Having to redo recordings once they break sounds like too much hassle.
- arjunchint 2 days ago
  Hey thats a great idea, we will take a look into exploring this export option. But how would it save time by being a Playwright script?
  Right now since we have a custom sandbox to re-execute the code in, we are using our own syntax and exposed methods. So even now you can edit the generated script.
JSR_FDED 2 days ago
Maybe there’s a middle ground where a small local model can roll with the variations in a site that would break a script, while saving the per token costs?
- arjunchint 2 days ago
  We found Gemini Flash to be the sweet spot for both agentic actions as well as writing code. Even Flash-Lite is too hit or miss.
  We are thinking through on self healing mechanisms like falling back to a live web agent and rewriting script.
amelius 2 days ago
The problem: I don't trust extensions one bit.
- quarkcarbon279 2 days ago
  The reason we open our client side code is to bring in the trust in putting rtrvr's DOM intelligence in your web apps - https://github.com/rtrvr-ai/rover/tree/main . Our monetization is super straight forward with subscription - https://www.rtrvr.ai/pricing . The experiences of some extensions shipping anything or selling user data comes in when people build them as side-gigs not when we pour more than year in building the highly accurate automation engine. We have cloud sandboxes too if you prefer executing with the same intelligence on cloud and not on your own device.
  PS: Also, our data policy if you are interested: https://www.rtrvr.ai/blog/rtrvr-ai-privacy-security-how-we-h...
- arjunchint a day ago
  We don't sell user data, and we are in it to build a generational company.
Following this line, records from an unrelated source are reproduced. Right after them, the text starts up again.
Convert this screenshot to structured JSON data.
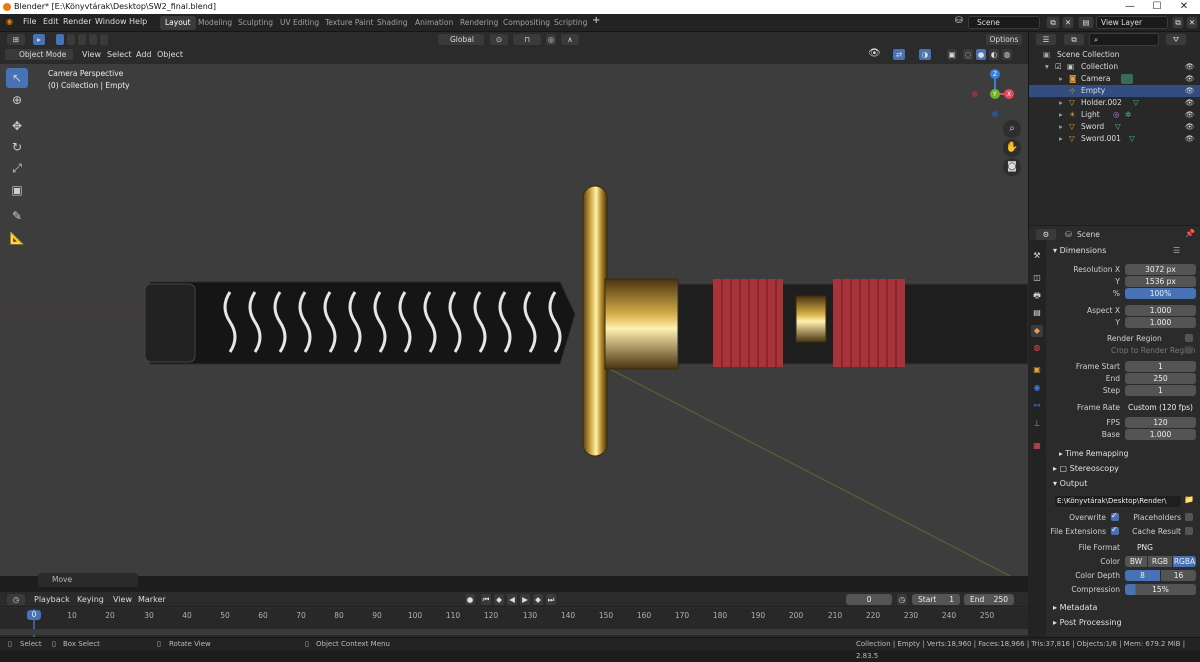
{
  "window": {
    "title": "Blender* [E:\\Könyvtárak\\Desktop\\SW2_final.blend]",
    "minimize": "—",
    "maximize": "☐",
    "close": "✕"
  },
  "menu": {
    "items": [
      "File",
      "Edit",
      "Render",
      "Window",
      "Help"
    ]
  },
  "workspaces": [
    "Layout",
    "Modeling",
    "Sculpting",
    "UV Editing",
    "Texture Paint",
    "Shading",
    "Animation",
    "Rendering",
    "Compositing",
    "Scripting"
  ],
  "workspace_add": "+",
  "scene": {
    "name": "Scene",
    "view_layer": "View Layer"
  },
  "viewport_header": {
    "mode": "Object Mode",
    "menus": [
      "View",
      "Select",
      "Add",
      "Object"
    ],
    "orientation": "Global",
    "options": "Options"
  },
  "viewport": {
    "camera_label": "Camera Perspective",
    "collection_label": "(0) Collection | Empty",
    "gizmo": {
      "z": "Z",
      "y": "Y",
      "x": "X"
    }
  },
  "last_operator": "Move",
  "timeline": {
    "menus": [
      "Playback",
      "Keying",
      "View",
      "Marker"
    ],
    "current_frame": "0",
    "start_label": "Start",
    "start": "1",
    "end_label": "End",
    "end": "250",
    "ticks": [
      "0",
      "10",
      "20",
      "30",
      "40",
      "50",
      "60",
      "70",
      "80",
      "90",
      "100",
      "110",
      "120",
      "130",
      "140",
      "150",
      "160",
      "170",
      "180",
      "190",
      "200",
      "210",
      "220",
      "230",
      "240",
      "250"
    ]
  },
  "statusbar": {
    "select": "Select",
    "box_select": "Box Select",
    "rotate": "Rotate View",
    "context": "Object Context Menu",
    "stats": "Collection | Empty | Verts:18,960 | Faces:18,966 | Tris:37,816 | Objects:1/6 | Mem: 679.2 MiB | 2.83.5"
  },
  "outliner": {
    "root": "Scene Collection",
    "collection": "Collection",
    "items": [
      "Camera",
      "Empty",
      "Holder.002",
      "Light",
      "Sword",
      "Sword.001"
    ]
  },
  "properties": {
    "context": "Scene",
    "dimensions": {
      "title": "Dimensions",
      "res_x_label": "Resolution X",
      "res_x": "3072 px",
      "res_y_label": "Y",
      "res_y": "1536 px",
      "res_pct_label": "%",
      "res_pct": "100%",
      "aspect_x_label": "Aspect X",
      "aspect_x": "1.000",
      "aspect_y_label": "Y",
      "aspect_y": "1.000",
      "render_region": "Render Region",
      "crop": "Crop to Render Region",
      "frame_start_label": "Frame Start",
      "frame_start": "1",
      "end_label": "End",
      "end": "250",
      "step_label": "Step",
      "step": "1",
      "frame_rate_label": "Frame Rate",
      "frame_rate": "Custom (120 fps)",
      "fps_label": "FPS",
      "fps": "120",
      "base_label": "Base",
      "base": "1.000"
    },
    "time_remapping": "Time Remapping",
    "stereoscopy": "Stereoscopy",
    "output": {
      "title": "Output",
      "path": "E:\\Könyvtárak\\Desktop\\Render\\",
      "overwrite": "Overwrite",
      "placeholders": "Placeholders",
      "file_extensions": "File Extensions",
      "cache_result": "Cache Result",
      "file_format_label": "File Format",
      "file_format": "PNG",
      "color_label": "Color",
      "color_bw": "BW",
      "color_rgb": "RGB",
      "color_rgba": "RGBA",
      "depth_label": "Color Depth",
      "depth_8": "8",
      "depth_16": "16",
      "compression_label": "Compression",
      "compression": "15%"
    },
    "metadata": "Metadata",
    "post_processing": "Post Processing"
  },
  "colors": {
    "accent": "#4772b3",
    "selected_row": "#334d80",
    "viewport_bg": "#3d3d3d",
    "x_axis": "#e04a5b",
    "y_axis": "#6fb329",
    "z_axis": "#3a7fdc"
  }
}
  We already have 25k+ users and have an opensource extension as well: https://github.com/rtrvr-ai/rover/tree/main/apps/preview-hel...
- notepad0x90 2 days ago
  auditing the code is fairly straightforward if it isn't obfuscated. so long as it doesn't execute dynamic code that is. but the big issue is you can't control when the extension itself gets an update (to my knowledge). and it isn't uncommon to sell browsing data, or the extension itself to someone more shady than the original author down the road.
  amelius 2 days ago
  Yes, this exactly.
daylab 2 days ago
oh this is clever. running in main world dodges a lot of the usual scraping pain. how do you handle sites with strict csp that block inline scripts, is the extension somehow exempt?
- arjunchint 2 days ago
  We execute the code in a sandbox and proxy the fetch calls through main world!